La période de la rentrée est synonyme de retrouvailles. Et quel plaisir de retrouver le Secession Orchestra et son directeur musical, Clément Mao-Takacs après un sublime concert sur le modèle noir au musée d’Orsay en avril dernier.

 

Le Secession Orchestra, Fiona McGown, Yu Shao, Romain Dayez, Clément Mao – Takacs

 

Mais pour son concert de rentrée de la saison 2019/2020 le 25 septembre 2019, le musée n’était plus le même ! A la place d’Orsay, rien de moins que le Louvre, dans son magnifique auditorium. Le programme promettait un concert italien. Thème très excitant, surtout compte tenu du lieu qui est un des endroits au monde où l’on peut admirer la peinture venue de l’autre côté des alpes. Mais de manière étonnante, aucun compositeur italien ne sera entendu ! En effet, pour ce concert italien, Clément Mao-Takacs a prévu de jouer Stravinsky et Mendelssohn ! Un russe et un allemand ! Mais comme de nos jours, le Courrier international permet de lire ce qui se dit à l’étranger au sujet de la France, les compositeurs étrangers peuvent apporter un regard intéressant sur une patrie autre que la leur. Ainsi, tout sonne comme l’Italie dans le ballet intégral Pulcinella de Stravinsky. Tandis qu’il n’y a pas plus italien que le Saltarello qui ponctue la Symphonie n°4 de Mendelssohn.

Aller écouter le Secession orchestra, c’est la garantie de sortir des sentiers battus. L’assurance de découvrir du répertoire. Mais plus profondément, c’est aussi une manière assez sûre d’apprendre énormément de choses. L’impression de retrouver un vieux complice, lorsqu’on a le temps d’assister à la conférence habituelle de Clément Mao-Takacs qui précède le concert. Et si l’on n’a pas le temps d’arriver une heure plus tôt, il faut lire attentivement la note de programme qu’il rédige avec érudition et amour. C’est aussi avoir l’opportunité d’échanger, de vivre une expérience collective à part et de sortir de la salle de concert dans un meilleur état que l’on y est entré. Avec en prime, la possibilité de saluer le chef avec bienveillance avant de partir. Un vrai moment de partage où le chef donne tout ce qu'il a et même encore davantage.

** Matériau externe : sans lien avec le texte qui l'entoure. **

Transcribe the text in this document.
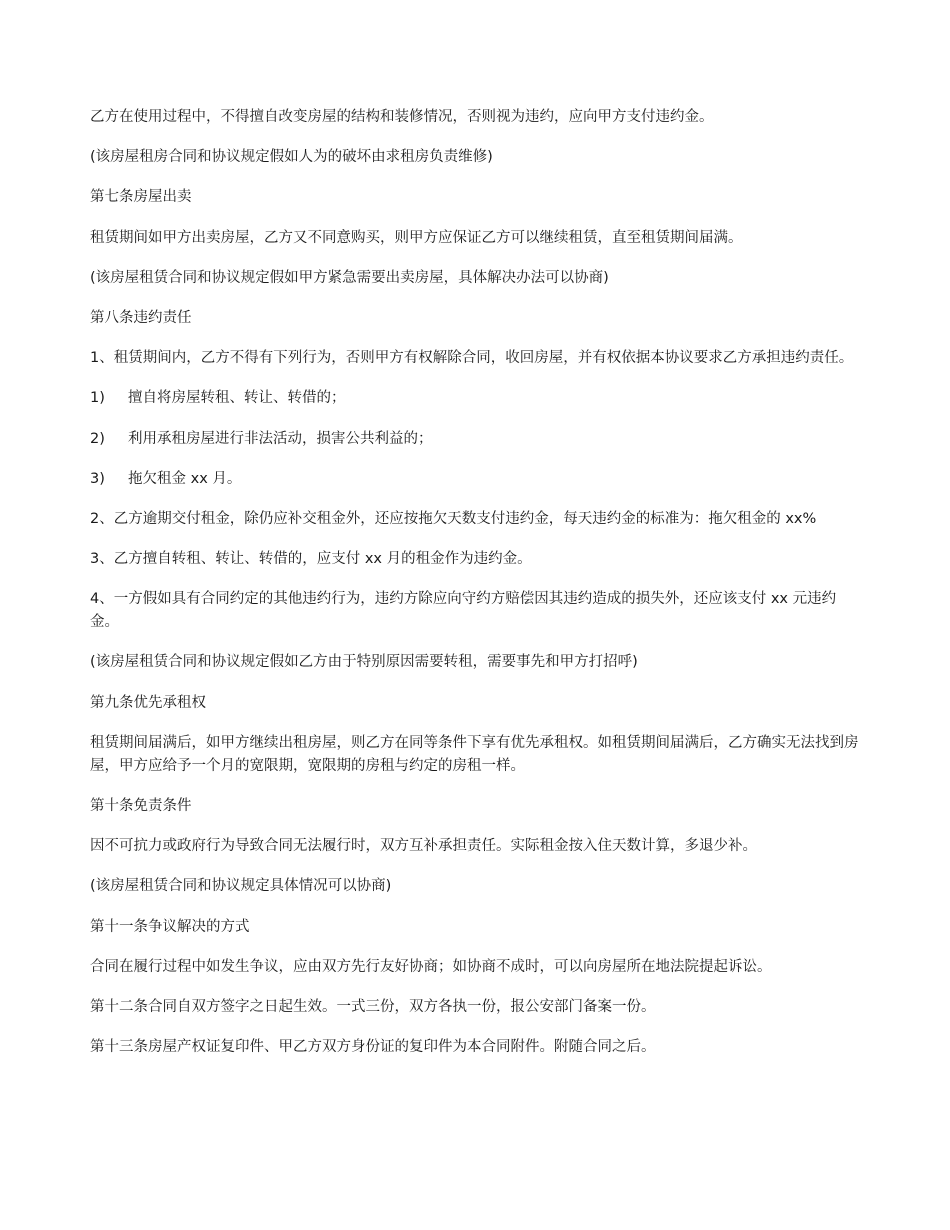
乙方在使用过程中，不得擅自改变房屋的结构和装修情况，否则视为违约，应向甲方支付违约金。

(该房屋租房合同和协议规定假如人为的破坏由求租房负责维修)

第七条房屋出卖

租赁期间如甲方出卖房屋，乙方又不同意购买，则甲方应保证乙方可以继续租赁，直至租赁期间届满。

(该房屋租赁合同和协议规定假如甲方紧急需要出卖房屋，具体解决办法可以协商)

第八条违约责任

1、租赁期间内，乙方不得有下列行为，否则甲方有权解除合同，收回房屋，并有权依据本协议要求乙方承担违约责任。

1)	擅自将房屋转租、转让、转借的；

2)	利用承租房屋进行非法活动，损害公共利益的；

3)	拖欠租金 xx 月。

2、乙方逾期交付租金，除仍应补交租金外，还应按拖欠天数支付违约金，每天违约金的标准为：拖欠租金的 xx%

3、乙方擅自转租、转让、转借的，应支付 xx 月的租金作为违约金。

4、一方假如具有合同约定的其他违约行为，违约方除应向守约方赔偿因其违约造成的损失外，还应该支付 xx 元违约金。

(该房屋租赁合同和协议规定假如乙方由于特别原因需要转租，需要事先和甲方打招呼)

第九条优先承租权

租赁期间届满后，如甲方继续出租房屋，则乙方在同等条件下享有优先承租权。如租赁期间届满后，乙方确实无法找到房屋，甲方应给予一个月的宽限期，宽限期的房租与约定的房租一样。

第十条免责条件

因不可抗力或政府行为导致合同无法履行时，双方互补承担责任。实际租金按入住天数计算，多退少补。

(该房屋租赁合同和协议规定具体情况可以协商)

第十一条争议解决的方式

合同在履行过程中如发生争议，应由双方先行友好协商；如协商不成时，可以向房屋所在地法院提起诉讼。

第十二条合同自双方签字之日起生效。一式三份，双方各执一份，报公安部门备案一份。

第十三条房屋产权证复印件、甲乙方双方身份证的复印件为本合同附件。附随合同之后。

Pour ce qui est de la musique, tout d’abord, quel plaisir d’entendre l’intégral du ballet de Stravinsky et non pas une suite qui taille dans le gras et raccorde tant bien que mal les épisodes les plus marquants. Il n’y a rien à enlever dans cette Pulcinella (1919-1920) où Stravinsky, animé par plusieurs influences, et plusieurs thèmes pittoresques, crée quelque chose de fondamentalement nouveau et original, tout en respectant les canons du classicisme après avoir fait la révolution avec le Sacre. Pour cette œuvre, trois chanteurs, la mezzo-soprano Fiona McGown, le ténor Yu Shao et enfin, le baryton Romain Dayez.
Pour cette ouvre, l’orchestre arrive sur scène pieds nus, et joue debout ! Chose assez étonnante et inhabituelle pour qui est assidu des concerts classiques mais rapidement, ce détail est occulté par la fabuleuse musique de Stravinsky. Dès les premières mesures, on sent un orchestre alerte et pétillant. Et tout au long des longues transitions sans chant, le chef ne cessera jamais de conserver l’intérêt de l’auditeur en tirant le meilleur de ses musiciens. On retiendra particulièrement la qualité des cuivres, et leur mordant, notamment dans la Gavotta con due variazioni, ou encore un vibrato du meilleur goût aux cordes lors de l’Allegro-alla breve (13). L’orchestre devenant ainsi un véritable personnage, tout aussi passionnant à suivre que le texte.
Ce texte en italien, si bien défendu par la mezzo soprano Fiona McGown, qui chante en rythme tout en colorant les paroles dans le Contento force vivere (je pourrais peut-être vivre heureuse). On est frappé aussi par la beauté de son chant, et surtout par la grande sensibilité qu’elle apporte dans le délicat Se tu m’ami (Si tu m’aimes, si tu soupires…). Le ténor Yu Shao quant à lui avec son timbre assez profond sous des apparences d’éphèbe  se fait le narrateur de la Pulcinella, en allant parfois chercher des aigus avec aisance pour décrire avec précision le cœur des femmes. Enfin, le baryton Romain Dayez est doté d’un timbre grave et viril, plein d’autorité lorsqu’il ordonne Bella, resta qua! (Ma belle, restez ici). Et ces trois voix se marient parfaitement bien lors du trio Sento dire no’ncè pace (j’entends dire qu’il n’y a pas de paix). Une bien belle œuvre qui fourmille d’idées.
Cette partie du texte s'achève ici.